Your critique of the effectiveness of renaming will be taken under consideration Mister…uh…Mis-ter…um…?
But that part about projecting present “standards” onto past acts is interesting–are they standards, exactly, we’re invoking? Because that past, despite its presumed pre-feminist blight, is distinguishable from this one by people old enough to remember as having considerably higher standards.

“I’ve been fired over a story that I think is more interesting and more complicated than the version MPR heard. Most stories are” Keilor lamented. How true. Diversity and feminism are killing us–through the culture. Ever more groups to offend, to placate with unearned representation. Diversity is a web we’re in.
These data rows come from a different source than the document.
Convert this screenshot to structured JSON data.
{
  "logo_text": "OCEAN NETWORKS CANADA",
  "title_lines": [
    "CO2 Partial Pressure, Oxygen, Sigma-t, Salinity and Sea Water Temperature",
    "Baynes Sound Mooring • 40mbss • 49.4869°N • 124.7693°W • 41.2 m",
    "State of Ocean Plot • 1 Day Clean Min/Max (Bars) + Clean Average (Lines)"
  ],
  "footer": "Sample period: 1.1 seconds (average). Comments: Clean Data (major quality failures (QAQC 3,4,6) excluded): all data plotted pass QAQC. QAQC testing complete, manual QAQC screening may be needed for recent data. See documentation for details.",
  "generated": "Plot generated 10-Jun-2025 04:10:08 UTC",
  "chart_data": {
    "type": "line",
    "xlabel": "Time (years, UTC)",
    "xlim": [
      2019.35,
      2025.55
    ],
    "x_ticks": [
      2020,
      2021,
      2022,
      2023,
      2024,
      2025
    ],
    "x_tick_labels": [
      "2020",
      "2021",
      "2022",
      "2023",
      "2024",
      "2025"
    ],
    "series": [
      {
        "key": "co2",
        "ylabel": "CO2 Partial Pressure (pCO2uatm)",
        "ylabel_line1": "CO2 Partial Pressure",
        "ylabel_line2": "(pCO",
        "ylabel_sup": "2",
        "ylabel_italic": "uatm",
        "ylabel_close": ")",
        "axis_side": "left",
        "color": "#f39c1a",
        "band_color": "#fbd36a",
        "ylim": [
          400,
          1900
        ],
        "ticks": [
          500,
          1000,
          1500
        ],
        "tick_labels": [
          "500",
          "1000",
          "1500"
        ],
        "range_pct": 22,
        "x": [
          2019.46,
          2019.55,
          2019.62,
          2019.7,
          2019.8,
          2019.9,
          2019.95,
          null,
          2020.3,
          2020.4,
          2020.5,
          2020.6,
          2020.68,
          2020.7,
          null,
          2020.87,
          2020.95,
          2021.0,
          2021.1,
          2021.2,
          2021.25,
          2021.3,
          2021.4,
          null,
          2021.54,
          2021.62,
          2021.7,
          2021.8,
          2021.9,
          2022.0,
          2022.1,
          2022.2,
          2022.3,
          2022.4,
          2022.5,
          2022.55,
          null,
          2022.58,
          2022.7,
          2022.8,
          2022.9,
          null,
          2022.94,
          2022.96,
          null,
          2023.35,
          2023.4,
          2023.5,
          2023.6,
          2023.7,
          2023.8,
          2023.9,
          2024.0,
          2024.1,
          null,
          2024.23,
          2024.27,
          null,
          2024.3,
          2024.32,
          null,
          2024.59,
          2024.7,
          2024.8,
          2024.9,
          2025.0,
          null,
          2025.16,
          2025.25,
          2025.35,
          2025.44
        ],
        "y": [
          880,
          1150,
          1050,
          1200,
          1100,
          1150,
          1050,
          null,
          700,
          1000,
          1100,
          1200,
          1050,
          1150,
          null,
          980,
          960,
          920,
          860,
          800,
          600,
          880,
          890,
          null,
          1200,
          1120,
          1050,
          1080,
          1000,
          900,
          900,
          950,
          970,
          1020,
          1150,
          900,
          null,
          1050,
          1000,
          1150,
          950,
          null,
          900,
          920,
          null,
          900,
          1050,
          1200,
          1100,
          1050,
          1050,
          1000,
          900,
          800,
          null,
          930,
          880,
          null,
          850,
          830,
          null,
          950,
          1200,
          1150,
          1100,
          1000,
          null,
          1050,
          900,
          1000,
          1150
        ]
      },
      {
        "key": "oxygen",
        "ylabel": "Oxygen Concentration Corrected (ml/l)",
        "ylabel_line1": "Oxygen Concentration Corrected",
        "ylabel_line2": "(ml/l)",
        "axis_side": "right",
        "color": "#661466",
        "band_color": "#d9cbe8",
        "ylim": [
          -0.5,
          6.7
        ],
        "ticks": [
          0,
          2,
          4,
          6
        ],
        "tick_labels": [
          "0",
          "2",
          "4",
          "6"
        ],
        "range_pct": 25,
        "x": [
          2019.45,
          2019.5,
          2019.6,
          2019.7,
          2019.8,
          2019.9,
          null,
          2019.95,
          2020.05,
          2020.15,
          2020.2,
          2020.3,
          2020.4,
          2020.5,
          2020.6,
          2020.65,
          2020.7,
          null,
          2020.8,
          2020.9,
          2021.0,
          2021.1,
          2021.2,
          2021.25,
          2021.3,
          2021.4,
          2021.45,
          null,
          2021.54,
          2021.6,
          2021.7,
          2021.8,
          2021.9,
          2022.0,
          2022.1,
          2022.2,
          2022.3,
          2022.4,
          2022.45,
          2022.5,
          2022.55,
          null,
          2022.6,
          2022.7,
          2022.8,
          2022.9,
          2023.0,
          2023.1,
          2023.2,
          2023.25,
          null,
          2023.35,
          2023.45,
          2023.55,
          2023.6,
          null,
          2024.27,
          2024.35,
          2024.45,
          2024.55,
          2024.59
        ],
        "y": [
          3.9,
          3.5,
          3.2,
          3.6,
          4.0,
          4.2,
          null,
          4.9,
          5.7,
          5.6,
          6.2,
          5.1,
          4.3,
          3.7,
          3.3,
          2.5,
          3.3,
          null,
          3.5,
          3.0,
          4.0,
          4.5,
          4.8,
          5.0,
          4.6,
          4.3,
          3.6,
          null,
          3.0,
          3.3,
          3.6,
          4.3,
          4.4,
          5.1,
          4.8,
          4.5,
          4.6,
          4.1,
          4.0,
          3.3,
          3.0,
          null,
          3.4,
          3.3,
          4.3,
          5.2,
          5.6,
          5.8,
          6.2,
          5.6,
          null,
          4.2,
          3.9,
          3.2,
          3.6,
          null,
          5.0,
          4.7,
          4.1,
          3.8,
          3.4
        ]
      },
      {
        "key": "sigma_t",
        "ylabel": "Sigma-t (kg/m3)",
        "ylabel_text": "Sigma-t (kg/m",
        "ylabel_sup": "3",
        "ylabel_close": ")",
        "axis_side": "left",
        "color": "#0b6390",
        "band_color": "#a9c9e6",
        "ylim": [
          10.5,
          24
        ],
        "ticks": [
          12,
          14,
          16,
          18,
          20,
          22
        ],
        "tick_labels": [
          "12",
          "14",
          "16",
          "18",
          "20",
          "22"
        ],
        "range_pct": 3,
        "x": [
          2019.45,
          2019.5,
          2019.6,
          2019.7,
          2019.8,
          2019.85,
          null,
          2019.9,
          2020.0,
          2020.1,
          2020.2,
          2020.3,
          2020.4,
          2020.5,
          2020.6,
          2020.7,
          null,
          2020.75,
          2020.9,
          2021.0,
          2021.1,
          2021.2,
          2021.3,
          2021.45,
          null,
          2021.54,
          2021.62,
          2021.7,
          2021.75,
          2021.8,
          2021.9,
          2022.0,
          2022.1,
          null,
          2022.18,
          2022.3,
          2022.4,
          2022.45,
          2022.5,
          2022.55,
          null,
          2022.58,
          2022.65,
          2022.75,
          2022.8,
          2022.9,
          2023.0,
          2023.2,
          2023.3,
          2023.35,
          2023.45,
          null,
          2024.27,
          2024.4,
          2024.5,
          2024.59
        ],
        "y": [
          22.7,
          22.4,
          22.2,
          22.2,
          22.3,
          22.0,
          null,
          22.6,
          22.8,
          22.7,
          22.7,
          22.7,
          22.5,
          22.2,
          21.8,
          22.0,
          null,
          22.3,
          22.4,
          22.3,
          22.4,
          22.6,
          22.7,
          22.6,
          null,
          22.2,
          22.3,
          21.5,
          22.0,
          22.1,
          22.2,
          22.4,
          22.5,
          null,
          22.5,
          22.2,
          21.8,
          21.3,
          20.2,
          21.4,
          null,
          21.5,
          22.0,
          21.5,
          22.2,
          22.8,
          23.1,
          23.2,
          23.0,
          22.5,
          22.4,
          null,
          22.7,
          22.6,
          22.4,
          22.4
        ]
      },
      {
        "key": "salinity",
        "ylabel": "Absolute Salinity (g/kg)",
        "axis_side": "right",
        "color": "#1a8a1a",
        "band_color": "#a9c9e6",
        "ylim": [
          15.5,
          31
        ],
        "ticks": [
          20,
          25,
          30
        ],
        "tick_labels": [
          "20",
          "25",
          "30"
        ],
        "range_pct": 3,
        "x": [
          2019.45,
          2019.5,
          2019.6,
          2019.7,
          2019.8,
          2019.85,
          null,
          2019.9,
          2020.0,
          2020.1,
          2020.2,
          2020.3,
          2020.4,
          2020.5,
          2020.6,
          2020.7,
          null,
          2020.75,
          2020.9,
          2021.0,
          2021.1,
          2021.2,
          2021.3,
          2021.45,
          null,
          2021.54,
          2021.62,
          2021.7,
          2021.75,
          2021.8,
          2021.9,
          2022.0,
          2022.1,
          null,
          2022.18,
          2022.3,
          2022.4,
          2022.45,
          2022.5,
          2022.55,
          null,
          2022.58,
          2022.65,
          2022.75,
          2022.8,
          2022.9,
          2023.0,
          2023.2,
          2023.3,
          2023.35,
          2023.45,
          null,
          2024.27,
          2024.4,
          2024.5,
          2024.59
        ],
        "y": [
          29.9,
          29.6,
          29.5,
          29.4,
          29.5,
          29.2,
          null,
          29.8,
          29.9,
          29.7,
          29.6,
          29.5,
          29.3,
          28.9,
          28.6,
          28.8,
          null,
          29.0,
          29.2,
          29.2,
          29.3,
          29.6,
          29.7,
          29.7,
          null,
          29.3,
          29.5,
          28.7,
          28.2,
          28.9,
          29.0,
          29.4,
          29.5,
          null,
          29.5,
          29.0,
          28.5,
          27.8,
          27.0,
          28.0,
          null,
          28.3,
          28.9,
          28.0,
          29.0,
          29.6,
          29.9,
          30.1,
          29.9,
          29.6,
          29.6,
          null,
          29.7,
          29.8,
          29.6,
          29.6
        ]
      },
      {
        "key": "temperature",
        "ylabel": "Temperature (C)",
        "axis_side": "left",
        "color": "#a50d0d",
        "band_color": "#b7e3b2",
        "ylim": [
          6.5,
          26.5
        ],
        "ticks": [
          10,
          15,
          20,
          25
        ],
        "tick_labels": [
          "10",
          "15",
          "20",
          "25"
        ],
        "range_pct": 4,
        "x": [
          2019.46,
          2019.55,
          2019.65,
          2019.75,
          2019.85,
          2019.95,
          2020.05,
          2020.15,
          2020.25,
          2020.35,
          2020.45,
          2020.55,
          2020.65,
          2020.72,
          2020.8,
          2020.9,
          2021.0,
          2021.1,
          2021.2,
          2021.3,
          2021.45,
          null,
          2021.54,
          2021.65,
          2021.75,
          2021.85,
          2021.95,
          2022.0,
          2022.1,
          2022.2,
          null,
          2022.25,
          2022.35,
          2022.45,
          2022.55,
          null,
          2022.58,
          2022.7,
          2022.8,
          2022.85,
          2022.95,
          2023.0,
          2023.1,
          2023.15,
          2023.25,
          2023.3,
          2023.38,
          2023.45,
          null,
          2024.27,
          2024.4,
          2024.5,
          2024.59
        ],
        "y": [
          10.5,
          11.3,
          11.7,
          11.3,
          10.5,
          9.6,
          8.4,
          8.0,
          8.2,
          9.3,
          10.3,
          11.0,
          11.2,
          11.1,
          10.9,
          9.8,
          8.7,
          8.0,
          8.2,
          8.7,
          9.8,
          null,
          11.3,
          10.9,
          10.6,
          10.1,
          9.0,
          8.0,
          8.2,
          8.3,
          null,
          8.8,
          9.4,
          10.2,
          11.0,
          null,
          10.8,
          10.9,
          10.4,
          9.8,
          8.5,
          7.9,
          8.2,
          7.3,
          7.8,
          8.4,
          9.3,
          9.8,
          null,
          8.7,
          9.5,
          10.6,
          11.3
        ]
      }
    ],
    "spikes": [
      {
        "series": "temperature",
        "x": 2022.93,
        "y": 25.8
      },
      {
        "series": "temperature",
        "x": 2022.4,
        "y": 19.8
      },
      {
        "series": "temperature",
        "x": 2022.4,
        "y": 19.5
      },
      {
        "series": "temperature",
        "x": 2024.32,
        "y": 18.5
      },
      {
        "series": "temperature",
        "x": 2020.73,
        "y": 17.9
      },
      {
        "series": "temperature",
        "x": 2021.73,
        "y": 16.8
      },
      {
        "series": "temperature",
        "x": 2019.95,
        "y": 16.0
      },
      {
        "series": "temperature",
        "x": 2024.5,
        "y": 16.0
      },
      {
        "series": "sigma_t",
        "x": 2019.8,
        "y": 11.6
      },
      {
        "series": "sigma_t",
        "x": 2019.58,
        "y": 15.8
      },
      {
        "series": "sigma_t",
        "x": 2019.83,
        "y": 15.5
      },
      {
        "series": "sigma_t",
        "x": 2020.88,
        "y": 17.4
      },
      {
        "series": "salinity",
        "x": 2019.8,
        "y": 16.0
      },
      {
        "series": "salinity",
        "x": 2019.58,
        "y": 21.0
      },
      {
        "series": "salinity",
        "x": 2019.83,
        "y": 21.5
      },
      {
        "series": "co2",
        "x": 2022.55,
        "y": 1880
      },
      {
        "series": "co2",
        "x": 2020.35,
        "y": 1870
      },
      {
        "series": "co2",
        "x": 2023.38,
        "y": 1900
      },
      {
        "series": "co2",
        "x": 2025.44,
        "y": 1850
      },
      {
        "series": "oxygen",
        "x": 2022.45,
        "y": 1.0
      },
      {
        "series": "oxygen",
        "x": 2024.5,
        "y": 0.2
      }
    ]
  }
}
The purge and social justice aren’t interested in “interesting”. They deplore it. That’s a genuine tragedy–the dampening effect of diversity and political correctness on culture, where, just for starters, less and less can be said for greater and greater risk of giving offense.

But Keilor is above all else inoffensive–and liberal. So it makes me think again he’s being punished for that op ed, which may soon be memory-holed along with Keilor. The Post attached this disclaimer to the (now) dangerous and suspect words:

Update, 1:14 p.m. Nov. 29: After we published this column, Minnesota Public Radio announced it was terminating its contracts with Garrison Keillor due to “allegations of his inappropriate behavior with an individual who worked with him.” The Post takes allegations of this kind seriously and is seeking more information about them.